Market timers ran for the exits this week, a contrarian sign of a healthy equity market

CHAPEL HILL, N.C. (MarketWatch) — The bull market is alive and well.

That’s the conclusion contrarians have reached after watching market timers react to the U.S. stock market’s pullback this week. Rather than remain stubbornly bullish, which is the hallmark of a major top, many of those timers quickly ran for the exits.
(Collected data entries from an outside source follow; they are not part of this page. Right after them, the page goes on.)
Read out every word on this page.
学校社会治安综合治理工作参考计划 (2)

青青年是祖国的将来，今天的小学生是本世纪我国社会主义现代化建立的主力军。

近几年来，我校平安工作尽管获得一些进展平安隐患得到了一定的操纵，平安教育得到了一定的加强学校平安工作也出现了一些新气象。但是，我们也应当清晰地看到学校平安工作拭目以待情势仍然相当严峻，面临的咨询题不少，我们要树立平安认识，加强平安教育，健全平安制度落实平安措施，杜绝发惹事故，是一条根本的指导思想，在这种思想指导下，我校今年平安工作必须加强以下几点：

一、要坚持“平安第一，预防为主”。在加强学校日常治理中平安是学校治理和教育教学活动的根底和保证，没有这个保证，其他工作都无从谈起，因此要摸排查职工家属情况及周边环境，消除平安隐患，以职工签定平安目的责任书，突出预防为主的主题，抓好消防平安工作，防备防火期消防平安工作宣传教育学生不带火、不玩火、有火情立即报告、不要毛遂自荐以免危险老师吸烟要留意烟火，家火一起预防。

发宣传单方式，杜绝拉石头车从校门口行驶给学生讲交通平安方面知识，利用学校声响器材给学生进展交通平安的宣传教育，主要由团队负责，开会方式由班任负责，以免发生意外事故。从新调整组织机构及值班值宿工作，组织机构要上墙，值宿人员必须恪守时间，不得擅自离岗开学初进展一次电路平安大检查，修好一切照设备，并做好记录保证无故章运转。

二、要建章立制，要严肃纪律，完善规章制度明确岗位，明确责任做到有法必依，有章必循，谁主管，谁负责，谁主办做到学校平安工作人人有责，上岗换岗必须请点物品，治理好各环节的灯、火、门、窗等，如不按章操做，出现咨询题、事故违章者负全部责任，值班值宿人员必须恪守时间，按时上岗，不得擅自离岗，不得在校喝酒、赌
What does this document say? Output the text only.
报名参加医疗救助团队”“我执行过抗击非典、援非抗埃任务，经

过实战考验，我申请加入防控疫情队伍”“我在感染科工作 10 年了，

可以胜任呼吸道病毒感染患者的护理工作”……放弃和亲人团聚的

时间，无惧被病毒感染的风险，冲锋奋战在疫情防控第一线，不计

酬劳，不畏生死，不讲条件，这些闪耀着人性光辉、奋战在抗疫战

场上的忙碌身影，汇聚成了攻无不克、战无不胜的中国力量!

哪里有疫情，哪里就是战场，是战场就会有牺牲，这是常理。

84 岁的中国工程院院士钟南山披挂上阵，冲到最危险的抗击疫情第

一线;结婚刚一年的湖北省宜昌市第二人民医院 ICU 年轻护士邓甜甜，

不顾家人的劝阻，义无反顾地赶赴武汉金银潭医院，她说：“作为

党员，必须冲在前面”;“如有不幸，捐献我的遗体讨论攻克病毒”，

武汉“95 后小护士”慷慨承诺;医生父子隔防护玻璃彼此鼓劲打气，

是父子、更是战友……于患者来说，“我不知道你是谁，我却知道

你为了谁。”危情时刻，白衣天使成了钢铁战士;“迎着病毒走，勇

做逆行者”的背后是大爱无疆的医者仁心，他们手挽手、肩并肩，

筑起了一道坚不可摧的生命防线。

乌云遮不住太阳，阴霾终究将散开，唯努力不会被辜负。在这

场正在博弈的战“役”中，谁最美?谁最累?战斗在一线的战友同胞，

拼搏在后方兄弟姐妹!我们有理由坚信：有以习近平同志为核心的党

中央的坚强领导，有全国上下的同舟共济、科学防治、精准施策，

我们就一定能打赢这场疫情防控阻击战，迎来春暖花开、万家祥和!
Contrarians have been waiting for a pullback to get a more accurate read of market sentiment. That’s because it’s harder to get a read when the stock market is successively hitting new highs, as it has done in recent months. During happy times, many will pay lip service to being bullish but not really mean it. The only way to know for sure is to see how they react when the market stumbles.

Now we know.

Consider the average recommended stock market exposure level among a subset of short-term market timers I monitor (as measured by the Hulbert Stock Newsletter Sentiment Index). This average currently stands at 44.1%, down from a high of 60.1% as recently as the end of October. That’s a strikingly large drop in bullishness, given that the Dow Jones Industrial Average DJIA, -0.33% is less than a half a percent lower today than at the end of last month.

Even starker is the drop in bullishness among stock market timers who focus on the Nasdaq stock market (as measured by the Hulbert Nasdaq Newsletter Sentiment Index). Their average exposure level now stands at 38.2%, half of its high level in October of 78.5%, even though the Nasdaq Composite Index COMP, -0.05% today is higher than where it stood when the Nasdaq timers were twice as bullish. (See accompanying chart, below.)



Assuming the future is like the past, the timers’ recent behavior is nothing like what we would be seeing if the market’s recent highs marked the all-time high of the bull market. At least from a contrarian perspective, therefore, the bull market’s final top is most likely still ahead of us.

To get an idea of when that top will be happening, pay close attention to how the timers react to market weakness. If they remain stubbornly bullish, then contrarians will suggest that we run for the hills.

To appreciate what stubbornly held bullishness looks like, consider how the Nasdaq-oriented timers responded in early 2000 to the internet bubble’s bursting. In just the first two weeks of that bubble’s deflation, the Nasdaq Composite fell by enough to satisfy the semi-official definition of a correction — more than 10%. And, yet, the Nasdaq-focused market timers treated it as a buying opportunity rather than as a reason to run scared. The HNNSI actually jumped by more than 30 percentage points over those two weeks.

That’s stubbornly held bullishness, and we all know what happened next.

For now, though, the average market timer is more eager to run for the exits than he is to remain stubbornly bullish. And that gives the bull market a continued lease on life.

By the way, this is the same conclusion contrarians reached in mid-September, the last time I devoted a column to stock market sentiment. The S&P 500 Index SPX, -0.13% has gained 4.5% since that column was published.

For the record, though, let me repeat the usual qualifications: Contrarian analysis doesn’t always work. And even when it does, it is at best a short-term market-timing tool. That’s because the market timers who so quickly turned bearish could just as quickly jump back on the bullish bandwagon — and become stubbornly so. My research has found that its greatest explanatory power is measured in weeks rather than years.